What is worse than a bad rule for a (dependent) ally? No rule at all. It’s discretion. Deal-by-deal grants to the Gulf states. A 15% cut of Nvidia’s China revenue paid to the US government in exchange for export licenses, which one lawmaker said tells China and US allies alike that “American national security principles are negotiable for the right fee.” And then Fable 5. The June 12 directive told Anthropic to cut off the models for “any foreign national, whether inside or outside the United States,” and since the company can’t check passports in real time, the real-world result was a global shutoff. Anthropic disagreed with the basis, saying the flagged vulnerability was “a narrow, non-universal jailbreak” you can get from other models, and warned the standard “would essentially halt all new model deployments.” Legal analysts at Lawfare and Tech Policy Press noted a real shift: export powers built for physical goods get stretched over a live API, one enforcement decision at a time, until the decisions start working like a rule.

Tail risk

Krugman’s average-welfare case and the security case answer different questions, the mean versus the tail. Dependence is cheap and harmless almost all the time. It’s a catastrophe in the bad state of the world. Nobody prices flood insurance off the average year.

Which is why the good objections don’t actually sink the point. Open weights leak: DeepSeek-R1 matched a top US model at about one twenty-seventh of the inference cost, and Epoch finds open models trail the closed frontier by maybe four months. Granted. But the dependence that binds isn’t the downloadable file, it’s the cloud, the API, the update cycle, and the chips underneath, and none of those are fungible. ASML gives Europe real leverage back: a US that cut Europe off would invite a Dutch response that chokes the whole leading-edge chain, US fabs included. Also true, and it lowers the odds of a cutoff. It does nothing about how bad one would be, and the whole point is how bad, not how likely. China’s parallel stack shows decoupling is survivable. It also shows it’s expensive, and probably a step behind.

Scorecard

The giveaway is that Europe’s own institutions already buy the argument, under gentler names. Mario Draghi’s competitiveness report called the dependence an existential challenge, warned of “slow agony,” asked for something like €800bn a year, and, more striking than any of that, concluded “it is too late for the EU to try and develop systematic challengers to the major US cloud providers.” The EU Chips Act waves a €43bn headline around, of which only about €3.3bn is fresh EU money, against the US CHIPS Act’s $52.7bn. The European Court of Auditors called the bloc’s 20%-by-2030 chip-share target “very unlikely” and put the realistic number closer to 11.7%. Europe’s reflex is to regulate from strength and then quietly back off when the AI Act starts to cost something.

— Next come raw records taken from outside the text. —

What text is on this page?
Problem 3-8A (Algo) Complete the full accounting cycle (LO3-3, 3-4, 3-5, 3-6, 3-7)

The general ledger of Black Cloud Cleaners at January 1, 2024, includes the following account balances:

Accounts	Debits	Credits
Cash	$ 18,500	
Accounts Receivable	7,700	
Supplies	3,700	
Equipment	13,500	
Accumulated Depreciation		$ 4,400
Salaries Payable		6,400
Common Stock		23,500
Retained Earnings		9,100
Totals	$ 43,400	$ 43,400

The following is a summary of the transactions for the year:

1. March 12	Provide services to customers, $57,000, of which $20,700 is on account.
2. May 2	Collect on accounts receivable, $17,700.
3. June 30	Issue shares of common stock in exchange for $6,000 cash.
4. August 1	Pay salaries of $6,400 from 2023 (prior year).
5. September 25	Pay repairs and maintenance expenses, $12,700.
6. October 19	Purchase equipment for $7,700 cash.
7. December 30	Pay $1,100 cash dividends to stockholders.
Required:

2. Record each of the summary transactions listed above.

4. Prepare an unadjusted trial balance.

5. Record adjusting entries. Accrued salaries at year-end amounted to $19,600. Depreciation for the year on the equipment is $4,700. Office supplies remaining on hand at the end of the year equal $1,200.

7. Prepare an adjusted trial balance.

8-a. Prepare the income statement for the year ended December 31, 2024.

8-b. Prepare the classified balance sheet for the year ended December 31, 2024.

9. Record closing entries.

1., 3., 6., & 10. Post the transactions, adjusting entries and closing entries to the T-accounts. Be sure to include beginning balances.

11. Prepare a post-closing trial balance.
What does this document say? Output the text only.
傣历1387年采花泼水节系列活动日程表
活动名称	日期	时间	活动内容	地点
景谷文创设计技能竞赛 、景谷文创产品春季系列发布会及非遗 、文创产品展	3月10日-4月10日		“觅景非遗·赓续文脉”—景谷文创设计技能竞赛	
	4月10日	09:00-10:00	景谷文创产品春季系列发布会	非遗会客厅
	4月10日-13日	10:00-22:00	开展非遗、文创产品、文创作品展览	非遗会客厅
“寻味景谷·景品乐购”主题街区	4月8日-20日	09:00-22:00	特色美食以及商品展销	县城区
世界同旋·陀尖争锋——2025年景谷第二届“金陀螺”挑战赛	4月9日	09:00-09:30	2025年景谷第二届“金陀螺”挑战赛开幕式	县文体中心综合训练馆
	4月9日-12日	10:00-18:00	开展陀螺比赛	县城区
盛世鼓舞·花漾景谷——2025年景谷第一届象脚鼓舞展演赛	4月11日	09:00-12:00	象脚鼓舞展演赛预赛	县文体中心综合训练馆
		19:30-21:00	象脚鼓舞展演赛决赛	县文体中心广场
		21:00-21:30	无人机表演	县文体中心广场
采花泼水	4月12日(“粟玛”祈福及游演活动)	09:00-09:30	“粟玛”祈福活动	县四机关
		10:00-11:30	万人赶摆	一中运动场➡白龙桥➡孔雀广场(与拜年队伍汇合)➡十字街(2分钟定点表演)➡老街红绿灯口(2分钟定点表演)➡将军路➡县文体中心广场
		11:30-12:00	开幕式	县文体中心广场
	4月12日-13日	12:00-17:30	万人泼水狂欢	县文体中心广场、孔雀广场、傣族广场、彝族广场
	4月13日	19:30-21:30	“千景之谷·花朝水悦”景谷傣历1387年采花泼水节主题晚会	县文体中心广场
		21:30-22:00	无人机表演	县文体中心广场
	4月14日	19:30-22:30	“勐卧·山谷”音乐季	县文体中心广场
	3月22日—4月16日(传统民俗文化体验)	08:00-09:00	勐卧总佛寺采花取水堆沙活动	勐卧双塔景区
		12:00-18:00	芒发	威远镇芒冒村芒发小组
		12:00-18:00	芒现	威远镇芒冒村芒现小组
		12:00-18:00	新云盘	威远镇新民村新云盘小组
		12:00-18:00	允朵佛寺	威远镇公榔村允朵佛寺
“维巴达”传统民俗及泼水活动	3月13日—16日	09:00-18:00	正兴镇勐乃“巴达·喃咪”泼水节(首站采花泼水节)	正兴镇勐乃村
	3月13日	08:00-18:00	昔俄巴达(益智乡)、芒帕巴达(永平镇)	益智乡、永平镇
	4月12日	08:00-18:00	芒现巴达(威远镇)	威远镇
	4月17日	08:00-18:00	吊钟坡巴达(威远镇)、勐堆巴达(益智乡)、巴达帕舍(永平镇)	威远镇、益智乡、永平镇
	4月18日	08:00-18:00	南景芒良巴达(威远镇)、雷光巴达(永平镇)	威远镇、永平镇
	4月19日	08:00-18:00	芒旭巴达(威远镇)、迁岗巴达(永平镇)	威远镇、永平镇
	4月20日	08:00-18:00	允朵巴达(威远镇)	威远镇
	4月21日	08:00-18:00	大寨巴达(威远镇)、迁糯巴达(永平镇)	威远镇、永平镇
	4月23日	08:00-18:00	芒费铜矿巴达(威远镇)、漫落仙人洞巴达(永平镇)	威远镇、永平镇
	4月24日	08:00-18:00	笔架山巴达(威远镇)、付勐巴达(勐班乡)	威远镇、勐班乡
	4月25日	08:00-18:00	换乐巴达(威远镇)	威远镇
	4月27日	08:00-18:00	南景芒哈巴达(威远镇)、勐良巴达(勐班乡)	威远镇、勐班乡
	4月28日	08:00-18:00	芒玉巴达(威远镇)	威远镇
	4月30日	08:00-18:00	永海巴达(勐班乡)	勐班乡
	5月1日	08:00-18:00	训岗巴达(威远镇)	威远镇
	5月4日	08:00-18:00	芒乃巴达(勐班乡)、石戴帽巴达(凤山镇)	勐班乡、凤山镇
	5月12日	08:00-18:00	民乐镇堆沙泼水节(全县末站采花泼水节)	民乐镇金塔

Bar chart, 'Europe's chip answer is mostly headline.' The US CHIPS Act is $52.7bn; the EU Chips Act is a €43bn headline, of which only €3.3bn is fresh EU money.

The June 2026 tech-sovereignty package shipped with a line from the Commission’s own digital chief: “we want to be sure nobody has a kill switch.” Former French prime minister Édouard Philippe put it more plainly after Fable 5: infrastructure whose models and compute you don’t control “is an infrastructure that others can unplug.” A week later, with G7 leaders meeting at Evian and VivaTech opening in Paris, the dependency had stopped being a white-paper abstraction.

Footnote

Krugman moved the worry from productivity to geopolitics and treated that as filing it away. It was the opposite. The thing European policymakers should actually fear isn’t the GDP-per-hour line he correctly takes apart. It’s being a revocable second-tier customer in somebody else’s licensing regime.